Bagikan:

JAKARTA - Pemerintah Haiti mengumumkan keadaan darurat pada Minggu malam, menyusul bentrokan kekerasan di ibu kota yang telah melumpuhkan komunikasi, menyebabkan dua kali pembobolan penjara ketika seorang pemimpin geng besar berusaha menggulingkan Perdana Menteri Ariel Henry.

Untuk memulihkan ketertiban, pemerintah segera memberlakukan jam malam di seluruh wilayah Barat untuk "jangka waktu yang dapat diperbarui selama tujuh puluh dua jam," kata pernyataan itu.

"Antara pukul enam sore hingga pukul lima pagi pada Hari Senin tanggal 4, Selasa tanggal 5, Rabu tanggal 6, jam malam akan berlaku," sebut pernyataan itu, melansir Reuters 4 Maret.

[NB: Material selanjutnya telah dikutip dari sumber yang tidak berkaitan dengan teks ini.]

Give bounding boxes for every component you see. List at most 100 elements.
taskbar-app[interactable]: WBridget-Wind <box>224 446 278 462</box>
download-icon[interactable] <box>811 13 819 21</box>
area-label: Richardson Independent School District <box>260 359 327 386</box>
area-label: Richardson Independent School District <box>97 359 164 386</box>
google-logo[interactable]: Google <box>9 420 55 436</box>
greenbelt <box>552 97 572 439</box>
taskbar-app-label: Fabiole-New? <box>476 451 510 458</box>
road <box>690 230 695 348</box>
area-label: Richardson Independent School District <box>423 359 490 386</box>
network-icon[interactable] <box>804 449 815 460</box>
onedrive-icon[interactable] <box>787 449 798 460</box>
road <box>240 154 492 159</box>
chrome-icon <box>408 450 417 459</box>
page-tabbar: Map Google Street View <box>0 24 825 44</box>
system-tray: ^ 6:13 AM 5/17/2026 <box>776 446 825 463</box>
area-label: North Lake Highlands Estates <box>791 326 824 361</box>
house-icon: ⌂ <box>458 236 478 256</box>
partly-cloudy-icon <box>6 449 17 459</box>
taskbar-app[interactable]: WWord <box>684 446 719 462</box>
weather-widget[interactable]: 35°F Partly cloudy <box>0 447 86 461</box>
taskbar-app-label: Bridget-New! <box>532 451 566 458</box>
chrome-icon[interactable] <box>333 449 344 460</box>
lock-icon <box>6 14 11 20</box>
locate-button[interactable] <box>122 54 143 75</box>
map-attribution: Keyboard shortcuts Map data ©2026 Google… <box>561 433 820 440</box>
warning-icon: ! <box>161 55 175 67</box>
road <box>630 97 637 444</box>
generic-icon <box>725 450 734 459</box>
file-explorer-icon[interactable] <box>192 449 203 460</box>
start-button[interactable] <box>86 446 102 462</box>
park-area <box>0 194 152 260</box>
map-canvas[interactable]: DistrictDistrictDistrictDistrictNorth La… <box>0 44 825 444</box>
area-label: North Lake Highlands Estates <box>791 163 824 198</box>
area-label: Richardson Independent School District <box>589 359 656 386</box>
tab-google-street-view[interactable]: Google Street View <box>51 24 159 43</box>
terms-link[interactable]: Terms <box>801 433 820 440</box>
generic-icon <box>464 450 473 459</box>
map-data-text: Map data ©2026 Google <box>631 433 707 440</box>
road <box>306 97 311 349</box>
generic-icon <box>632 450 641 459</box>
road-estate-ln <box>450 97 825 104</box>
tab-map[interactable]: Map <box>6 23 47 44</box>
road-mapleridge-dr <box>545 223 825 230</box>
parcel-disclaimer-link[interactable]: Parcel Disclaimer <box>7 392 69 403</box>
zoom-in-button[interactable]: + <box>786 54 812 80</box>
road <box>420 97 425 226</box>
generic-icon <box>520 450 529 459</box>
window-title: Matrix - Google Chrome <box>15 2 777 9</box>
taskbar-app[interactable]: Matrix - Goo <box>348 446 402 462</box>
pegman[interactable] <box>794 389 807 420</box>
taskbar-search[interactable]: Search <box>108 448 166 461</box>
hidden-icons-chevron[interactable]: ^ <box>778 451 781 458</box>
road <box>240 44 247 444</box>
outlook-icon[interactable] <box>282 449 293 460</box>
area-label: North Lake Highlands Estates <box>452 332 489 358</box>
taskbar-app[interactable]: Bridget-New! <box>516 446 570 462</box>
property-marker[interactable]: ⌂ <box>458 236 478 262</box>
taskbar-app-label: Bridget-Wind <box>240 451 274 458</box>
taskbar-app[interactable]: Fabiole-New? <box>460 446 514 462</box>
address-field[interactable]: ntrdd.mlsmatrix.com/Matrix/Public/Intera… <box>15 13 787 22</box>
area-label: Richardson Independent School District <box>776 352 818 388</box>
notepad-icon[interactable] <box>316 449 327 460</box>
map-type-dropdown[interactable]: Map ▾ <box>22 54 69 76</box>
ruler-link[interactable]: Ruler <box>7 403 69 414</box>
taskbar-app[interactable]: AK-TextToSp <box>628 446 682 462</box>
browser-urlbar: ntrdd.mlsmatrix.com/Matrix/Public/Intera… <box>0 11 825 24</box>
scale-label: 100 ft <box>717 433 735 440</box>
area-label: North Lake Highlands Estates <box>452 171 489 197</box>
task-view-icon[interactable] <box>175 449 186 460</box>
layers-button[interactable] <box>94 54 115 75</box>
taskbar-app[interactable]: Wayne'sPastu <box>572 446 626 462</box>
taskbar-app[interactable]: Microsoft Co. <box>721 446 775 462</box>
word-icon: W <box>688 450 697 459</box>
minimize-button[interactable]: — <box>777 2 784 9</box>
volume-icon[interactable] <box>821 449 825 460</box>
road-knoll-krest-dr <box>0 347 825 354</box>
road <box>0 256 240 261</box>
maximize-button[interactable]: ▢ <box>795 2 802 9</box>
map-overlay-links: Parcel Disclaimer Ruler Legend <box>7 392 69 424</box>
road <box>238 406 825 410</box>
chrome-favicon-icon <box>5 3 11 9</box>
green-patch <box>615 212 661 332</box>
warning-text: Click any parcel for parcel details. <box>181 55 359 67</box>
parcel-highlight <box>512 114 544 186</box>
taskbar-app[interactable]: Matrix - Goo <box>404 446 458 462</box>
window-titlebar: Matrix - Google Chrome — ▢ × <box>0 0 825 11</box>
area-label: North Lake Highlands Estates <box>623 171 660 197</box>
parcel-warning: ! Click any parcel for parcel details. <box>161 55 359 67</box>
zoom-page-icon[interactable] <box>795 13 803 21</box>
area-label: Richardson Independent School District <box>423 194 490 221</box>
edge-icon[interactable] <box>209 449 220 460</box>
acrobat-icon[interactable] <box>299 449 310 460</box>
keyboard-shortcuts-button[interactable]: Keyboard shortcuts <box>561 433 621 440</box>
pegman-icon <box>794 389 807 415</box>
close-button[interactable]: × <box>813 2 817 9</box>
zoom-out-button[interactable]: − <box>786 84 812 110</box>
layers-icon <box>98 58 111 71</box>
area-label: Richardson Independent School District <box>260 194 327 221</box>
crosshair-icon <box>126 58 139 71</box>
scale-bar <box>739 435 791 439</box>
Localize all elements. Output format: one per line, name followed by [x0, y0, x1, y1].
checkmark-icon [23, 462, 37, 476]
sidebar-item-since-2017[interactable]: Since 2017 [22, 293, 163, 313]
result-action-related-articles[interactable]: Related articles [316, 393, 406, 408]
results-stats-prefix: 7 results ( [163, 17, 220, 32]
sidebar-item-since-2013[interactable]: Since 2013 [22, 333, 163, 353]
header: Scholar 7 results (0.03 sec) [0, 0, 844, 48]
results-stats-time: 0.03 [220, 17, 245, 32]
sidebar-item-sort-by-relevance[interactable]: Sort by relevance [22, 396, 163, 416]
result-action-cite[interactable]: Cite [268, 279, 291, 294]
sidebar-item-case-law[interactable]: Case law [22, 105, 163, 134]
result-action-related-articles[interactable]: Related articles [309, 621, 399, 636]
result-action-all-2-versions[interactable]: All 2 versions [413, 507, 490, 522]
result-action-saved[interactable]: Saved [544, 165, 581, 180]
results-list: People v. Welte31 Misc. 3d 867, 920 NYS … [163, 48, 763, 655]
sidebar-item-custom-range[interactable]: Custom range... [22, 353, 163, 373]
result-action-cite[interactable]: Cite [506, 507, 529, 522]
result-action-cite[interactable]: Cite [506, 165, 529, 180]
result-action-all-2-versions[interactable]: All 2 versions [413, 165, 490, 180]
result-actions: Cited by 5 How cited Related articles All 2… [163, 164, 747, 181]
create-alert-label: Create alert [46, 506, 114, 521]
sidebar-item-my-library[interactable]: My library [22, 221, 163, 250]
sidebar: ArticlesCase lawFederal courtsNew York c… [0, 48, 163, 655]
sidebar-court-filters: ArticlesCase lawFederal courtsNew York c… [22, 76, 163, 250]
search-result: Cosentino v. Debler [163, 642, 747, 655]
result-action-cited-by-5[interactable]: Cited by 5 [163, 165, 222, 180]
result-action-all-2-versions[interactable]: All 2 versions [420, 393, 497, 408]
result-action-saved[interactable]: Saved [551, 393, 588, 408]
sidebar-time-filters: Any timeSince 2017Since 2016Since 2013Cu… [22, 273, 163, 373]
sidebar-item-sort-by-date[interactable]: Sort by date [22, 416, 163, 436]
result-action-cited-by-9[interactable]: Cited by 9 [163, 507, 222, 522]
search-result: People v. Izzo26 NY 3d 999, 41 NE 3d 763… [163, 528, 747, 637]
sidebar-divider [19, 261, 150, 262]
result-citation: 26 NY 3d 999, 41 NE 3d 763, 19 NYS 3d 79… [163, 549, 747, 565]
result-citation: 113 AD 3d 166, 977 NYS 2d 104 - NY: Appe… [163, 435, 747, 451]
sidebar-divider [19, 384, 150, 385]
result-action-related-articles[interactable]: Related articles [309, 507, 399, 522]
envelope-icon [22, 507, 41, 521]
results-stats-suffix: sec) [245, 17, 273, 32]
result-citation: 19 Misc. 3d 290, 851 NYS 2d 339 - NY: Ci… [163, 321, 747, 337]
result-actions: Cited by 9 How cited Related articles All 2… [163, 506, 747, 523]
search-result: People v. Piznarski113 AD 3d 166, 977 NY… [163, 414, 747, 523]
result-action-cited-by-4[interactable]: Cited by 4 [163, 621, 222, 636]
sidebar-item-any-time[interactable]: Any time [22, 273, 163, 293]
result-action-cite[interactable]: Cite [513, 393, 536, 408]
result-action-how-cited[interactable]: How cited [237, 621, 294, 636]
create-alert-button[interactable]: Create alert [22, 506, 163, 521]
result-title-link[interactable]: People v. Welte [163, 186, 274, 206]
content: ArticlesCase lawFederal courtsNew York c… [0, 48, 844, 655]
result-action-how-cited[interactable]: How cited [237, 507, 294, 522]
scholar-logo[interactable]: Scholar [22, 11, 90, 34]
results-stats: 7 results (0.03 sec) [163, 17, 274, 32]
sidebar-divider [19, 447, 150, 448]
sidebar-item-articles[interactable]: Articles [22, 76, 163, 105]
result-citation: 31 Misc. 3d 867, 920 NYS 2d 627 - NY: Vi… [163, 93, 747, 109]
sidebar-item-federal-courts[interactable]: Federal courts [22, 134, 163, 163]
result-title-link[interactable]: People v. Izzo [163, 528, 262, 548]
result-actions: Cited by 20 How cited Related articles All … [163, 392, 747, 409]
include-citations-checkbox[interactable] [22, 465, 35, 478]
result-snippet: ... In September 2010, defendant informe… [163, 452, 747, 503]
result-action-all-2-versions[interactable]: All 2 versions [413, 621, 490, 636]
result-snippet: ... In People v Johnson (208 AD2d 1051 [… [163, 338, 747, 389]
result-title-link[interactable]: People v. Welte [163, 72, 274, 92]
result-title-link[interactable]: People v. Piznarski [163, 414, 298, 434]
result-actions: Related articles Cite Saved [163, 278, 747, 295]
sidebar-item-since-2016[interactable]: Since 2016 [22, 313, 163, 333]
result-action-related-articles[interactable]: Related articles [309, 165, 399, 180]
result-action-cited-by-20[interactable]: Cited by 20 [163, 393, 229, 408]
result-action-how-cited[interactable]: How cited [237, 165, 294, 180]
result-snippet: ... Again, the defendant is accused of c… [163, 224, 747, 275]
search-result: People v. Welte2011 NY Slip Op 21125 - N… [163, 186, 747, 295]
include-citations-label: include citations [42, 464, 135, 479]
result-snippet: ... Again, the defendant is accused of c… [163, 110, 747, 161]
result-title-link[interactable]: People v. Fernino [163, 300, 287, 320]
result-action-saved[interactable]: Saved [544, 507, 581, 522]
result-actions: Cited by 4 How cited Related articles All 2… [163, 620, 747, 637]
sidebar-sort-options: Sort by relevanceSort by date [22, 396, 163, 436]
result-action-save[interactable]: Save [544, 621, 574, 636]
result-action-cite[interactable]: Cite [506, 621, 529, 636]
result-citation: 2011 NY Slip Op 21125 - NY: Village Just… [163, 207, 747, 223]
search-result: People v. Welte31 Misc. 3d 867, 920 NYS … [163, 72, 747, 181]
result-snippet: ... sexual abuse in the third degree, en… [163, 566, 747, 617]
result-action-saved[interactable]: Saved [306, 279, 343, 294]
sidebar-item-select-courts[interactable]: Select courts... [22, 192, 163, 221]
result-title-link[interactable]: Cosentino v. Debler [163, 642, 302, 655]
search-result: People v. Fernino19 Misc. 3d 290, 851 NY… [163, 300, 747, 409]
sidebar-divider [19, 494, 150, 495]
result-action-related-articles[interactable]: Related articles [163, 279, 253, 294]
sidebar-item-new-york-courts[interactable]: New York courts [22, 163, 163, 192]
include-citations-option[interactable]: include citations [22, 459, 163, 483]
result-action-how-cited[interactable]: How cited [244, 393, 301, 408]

Penegakan hukum, petugas pemadam kebakaran, pengemudi ambulans, petugas kesehatan dan jurnalis yang diidentifikasi tidak harus mematuhi jam malam, tambah pernyataan itu.

Keputusan darurat ini menyusul peningkatan dramatis kekerasan selama akhir pekan yang telah merusak beberapa bagian ibu kota, melumpuhkan komunikasi dan menyebabkan dua pelarian dari penjari, termasuk salah satu penjara terbesar di negara itu.

Pimpinan Digicel, penyedia telekomunikasi utama di negara Karibia tersebut mengatakan, jalur komunikasi telah terpengaruh setelah terjadi kekerasan jalanan selama berhari-hari di beberapa bagian ibu kota.

Tim lapangan pada Minggu sore berhasil memulihkan koneksi sepenuhnya, kata Kepala Digicel Maarten Boute dalam sebuah unggahan di X.

Serangan hebat telah menyebabkan kepanikan dalam beberapa hari terakhir setelah pemimpin geng Jimmy Cherizier, mantan petugas polisi, menyerukan kelompok kriminal untuk bersatu dan menggulingkan PM Henry. Cherizier memimpin aliansi geng dan menghadapi sanksi dari PBB dan Amerika Serikat.

Kelompok bersenjata pada Sabtu malam menyerang penjara terbesar di negara itu, menentang pasukan polisi Haiti yang telah meminta bantuan.

Tidak jelas berapa banyak narapidana yang melarikan diri. Sumber-sumber yang dekat dengan lembaga tersebut mengatakan kemungkinan besar jumlah anggotanya adalah mayoritas.

Lembaga pemasyarakatan tersebut, yang dibangun untuk menampung 700 tahanan. Namun, itu ditempati sekitar 3.687 tahanan pada Februari tahun lalu, menurut kelompok hak asasi manusia RNDDH.

Seorang pekerja sukarela penjara pada Hari Minggu mengatakan, 99 tahanan memilih untuk tetap berada di sel mereka karena takut terbunuh dalam baku tembak. Ini termasuk beberapa pensiunan tentara Kolombia yang dipenjara karena dugaan keterlibatan mereka dalam pembunuhan Presiden Jovenel Moïse.

Sebelumnya, Cherizier telah memperingatkan penduduk setempat untuk melarang anak-anak bersekolah untuk “menghindari kerugian tambahan” ketika kekerasan meningkat selama ketidakhadiran perdana menteri.

Hampir 15.000 orang terpaksa meninggalkan rumah mereka dalam beberapa hari terakhir, dan 10 lokasi yang menampung pengungsi dikosongkan selama akhir pekan, menurut Organisasi Internasional untuk Migrasi (IOM) PBB.

Diketahui, PM Henry, yang berkuasa pada tahun 2021 setelah pembunuhan Presiden Moïse, sebelumnya berjanji untuk mundur pada awal Februari. Dia kemudian mengatakan keamanan pertama-tama harus dibangun kembali untuk menjamin pemilu yang bebas dan adil.